Le festival Vi(ll)es a débuté lundi avec le premier des quatre spectacles que programme la dernière manifestation du TGP avant les grands travaux qui vont transfigurer le CDN de Saint-Denis. Avec Vaterland, le pays du père, qui a débuté le festival lundi 26 mars, Cécile Backès propose une intéressante lecture du récit de Jean-Paul Wenzel en faisant appel à l’image et au son qui deviennent, au-delà de la seule création d’univers sonores ou visuels, de véritables personnages.


Le poste de TSF répond à la guitare électrique, les images de l’Allemagne en ruine après la guerre font écho à celles, brillantes et scintillantes, de la RFA triomphante du début des années 1980. Si les comédiens ont parfois du mal à se hisser à la hauteur de ce cadre vivant (excepté Cécile Gérard, qui campe une Odette naïve à souhait), le résultat est une belle tentative de montrer sur la scène les rapports ambigus entre les peuples, les époques et, au final, les êtres.

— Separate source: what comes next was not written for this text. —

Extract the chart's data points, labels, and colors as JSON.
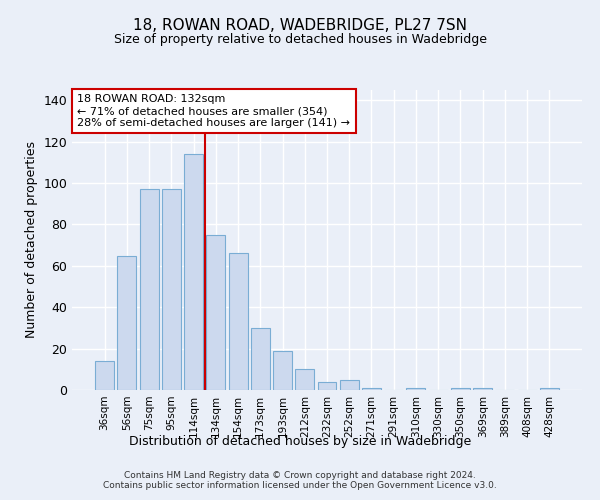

Le deuxième spectacle de Vi(ll)es se présente sous la forme d’un diptyque. Rassemblés sous le titre Ô mon pays !, Lise Maussion et Damien Mongin ont créé CDI – Sandrine, la destinée d’un trieuse de verre et CDD – Chacal, l’autoroute doit être interrompue. Lise Maussion n’a pas envie de révéler les histoires de ces deux personnages avant que l’on découvre le spectacle. Tout juste concède-t-elle à dire que « Sandrine vit seule et travaille dans une usine et que Chacal travaille en intérim sur les chantiers. Ce sont deux histoires qui se font écho ».

Liberté en Ardèche

Elle et Damien Mongin sont partis vivre en Ardèche en 2008. « Nous y avons trouvé une manière de travailler plus libre qu’à Paris. Nous nous nourrissons de ce qui nous entoure et de ce qui nous arrive. » C’est là qu’ils ont écrit ces deux textes qui interrogent la fragilisation de deux êtres solitaires par le monde extérieur. « Sandrine vit dans le même logement depuis longtemps, travaille dans son usine depuis des années, mène une vie quotidienne ultra réglée alors que Chacal, tout aussi solitaire, bouge au gré de ses chantiers mobiles, qu’il ne choisit pas, et n’a donc pas d’attache. Nous montrons des moments de leurs vies… »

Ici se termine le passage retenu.